Natürlich ignoriert Cassy meine stumme Ermahnung. "Du schläfst im Moment ganz schön wenig. Dir ist schon klar, dass das besoners am Anfang des Schuljahres weder normal noch gut für deine Gesundheit ist, oder?"

Darauf kann ich nur schnauben. Dieses Schuljahr ist weder normal noch gut für meine Gesundheit.
"Ja, ich weiß. Aber mittlerweile müsstest du wissen, dass mein Schlafrythmus total abgefuckt ist, Cas. Den interessiert es nicht, ob ich 8 Stunden Schlaf brauche oder ob ich einfach meine Energie mal aufladen möchte. Wenn mein Körper will, dass ich wach bin, fragt er mich nicht nach meiner Zustimmung."

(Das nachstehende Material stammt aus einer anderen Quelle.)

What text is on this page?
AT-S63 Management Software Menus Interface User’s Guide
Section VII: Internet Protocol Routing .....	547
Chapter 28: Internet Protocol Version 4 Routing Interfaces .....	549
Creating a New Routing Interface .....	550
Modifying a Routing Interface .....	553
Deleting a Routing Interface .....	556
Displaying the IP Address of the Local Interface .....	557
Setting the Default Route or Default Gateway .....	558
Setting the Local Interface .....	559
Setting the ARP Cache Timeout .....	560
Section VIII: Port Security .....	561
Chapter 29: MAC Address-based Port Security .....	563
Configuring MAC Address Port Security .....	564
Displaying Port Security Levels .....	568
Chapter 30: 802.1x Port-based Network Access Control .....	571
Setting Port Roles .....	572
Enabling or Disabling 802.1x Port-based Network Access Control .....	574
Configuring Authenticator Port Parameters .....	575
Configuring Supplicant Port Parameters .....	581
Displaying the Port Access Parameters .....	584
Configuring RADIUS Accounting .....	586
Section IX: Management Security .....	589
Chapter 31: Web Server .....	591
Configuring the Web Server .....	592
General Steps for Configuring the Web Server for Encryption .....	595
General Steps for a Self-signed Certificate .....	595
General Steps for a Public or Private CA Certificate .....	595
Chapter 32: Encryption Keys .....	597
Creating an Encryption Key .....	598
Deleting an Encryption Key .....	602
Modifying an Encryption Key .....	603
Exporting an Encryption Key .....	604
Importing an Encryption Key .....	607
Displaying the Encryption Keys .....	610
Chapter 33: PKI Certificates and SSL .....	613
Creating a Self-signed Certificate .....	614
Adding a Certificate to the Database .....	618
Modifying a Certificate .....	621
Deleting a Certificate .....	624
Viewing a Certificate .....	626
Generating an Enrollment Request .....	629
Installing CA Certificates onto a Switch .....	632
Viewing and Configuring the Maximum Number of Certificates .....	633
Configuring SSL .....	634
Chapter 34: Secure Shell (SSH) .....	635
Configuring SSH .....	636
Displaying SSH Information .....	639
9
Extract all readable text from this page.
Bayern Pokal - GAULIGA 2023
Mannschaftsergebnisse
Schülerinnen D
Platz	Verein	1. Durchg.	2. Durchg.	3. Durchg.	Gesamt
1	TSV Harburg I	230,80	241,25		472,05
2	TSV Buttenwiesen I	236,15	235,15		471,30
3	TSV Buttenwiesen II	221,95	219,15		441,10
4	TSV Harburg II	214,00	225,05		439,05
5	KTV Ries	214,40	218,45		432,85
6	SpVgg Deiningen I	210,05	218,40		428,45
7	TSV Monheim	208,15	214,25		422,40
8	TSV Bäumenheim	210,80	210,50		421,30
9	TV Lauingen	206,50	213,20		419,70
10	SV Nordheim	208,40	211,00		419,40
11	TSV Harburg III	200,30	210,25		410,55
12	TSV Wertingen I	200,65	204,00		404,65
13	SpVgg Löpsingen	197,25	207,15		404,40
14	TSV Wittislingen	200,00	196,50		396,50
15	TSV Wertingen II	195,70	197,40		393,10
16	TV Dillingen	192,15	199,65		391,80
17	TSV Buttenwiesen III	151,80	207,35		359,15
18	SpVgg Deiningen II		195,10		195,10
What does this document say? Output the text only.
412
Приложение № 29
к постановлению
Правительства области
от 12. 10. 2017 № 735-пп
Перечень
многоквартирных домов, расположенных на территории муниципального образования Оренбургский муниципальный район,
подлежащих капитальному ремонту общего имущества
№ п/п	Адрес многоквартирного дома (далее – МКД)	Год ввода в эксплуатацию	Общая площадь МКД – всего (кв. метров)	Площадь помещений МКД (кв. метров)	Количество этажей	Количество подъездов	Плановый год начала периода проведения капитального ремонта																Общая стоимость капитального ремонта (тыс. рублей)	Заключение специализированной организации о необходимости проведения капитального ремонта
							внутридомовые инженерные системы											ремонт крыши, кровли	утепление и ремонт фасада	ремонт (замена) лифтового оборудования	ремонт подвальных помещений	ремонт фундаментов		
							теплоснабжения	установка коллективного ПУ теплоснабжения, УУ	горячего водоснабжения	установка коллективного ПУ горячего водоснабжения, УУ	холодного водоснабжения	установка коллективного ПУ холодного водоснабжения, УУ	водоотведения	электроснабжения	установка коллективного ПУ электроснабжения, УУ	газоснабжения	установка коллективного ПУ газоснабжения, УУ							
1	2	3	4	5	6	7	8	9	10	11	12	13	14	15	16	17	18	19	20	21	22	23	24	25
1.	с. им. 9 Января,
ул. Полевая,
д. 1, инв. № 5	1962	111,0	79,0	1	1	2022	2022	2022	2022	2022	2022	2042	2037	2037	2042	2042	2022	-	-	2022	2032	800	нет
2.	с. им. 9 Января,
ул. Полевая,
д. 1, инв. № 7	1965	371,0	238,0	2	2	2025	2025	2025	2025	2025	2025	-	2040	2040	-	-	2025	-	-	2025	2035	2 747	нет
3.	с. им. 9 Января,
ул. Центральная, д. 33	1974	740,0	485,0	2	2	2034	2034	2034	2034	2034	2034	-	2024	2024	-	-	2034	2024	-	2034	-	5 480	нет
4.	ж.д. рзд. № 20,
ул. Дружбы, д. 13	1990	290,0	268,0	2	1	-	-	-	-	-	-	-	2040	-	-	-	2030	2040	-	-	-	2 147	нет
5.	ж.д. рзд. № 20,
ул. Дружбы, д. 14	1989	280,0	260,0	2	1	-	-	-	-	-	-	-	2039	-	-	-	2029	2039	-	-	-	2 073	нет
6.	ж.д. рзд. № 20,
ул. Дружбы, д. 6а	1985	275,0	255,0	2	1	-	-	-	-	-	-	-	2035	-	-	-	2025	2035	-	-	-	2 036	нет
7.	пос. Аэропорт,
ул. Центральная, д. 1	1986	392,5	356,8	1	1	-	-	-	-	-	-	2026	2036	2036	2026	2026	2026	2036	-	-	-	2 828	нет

Das Lachen mit dem ich meine Rede beende ist das erste ehrlich heute, das erste was ich wirklich fühle. Eigentlich ist es das erste Mal, dass ich seit gestern Morgen gelacht habe. Nachdem ich aufgefhört habe, wie betäubt in meinem Zimmer zu stehen und auf diesen schrecklichen Zettel zu blicken, habe ich den traurigen Haufen von Klamottenfetzen aufgehoben und weggeworfen. Es fühlte sich alles wie in einer riesigen Seifenblase an. Als würde ich zwar die Welt sehen, aber nur verschwommen und stumm. Den restlichen Tag habe ich mich in meinem Zimmer verkrochen und habe mir nur, als der Hunger an mir genagt hat, etwas aus dem Automaten geholt. Erst gegen Nachmittag habe ich beschlossen mich doch der Qual auszusetzen und in meiner geheimen Schublade nach meinem Spyary zu suchen - natürlich war es nicht da. Dafür jedoch Cassys Handy. Wenigstens ein kleiner Sieg.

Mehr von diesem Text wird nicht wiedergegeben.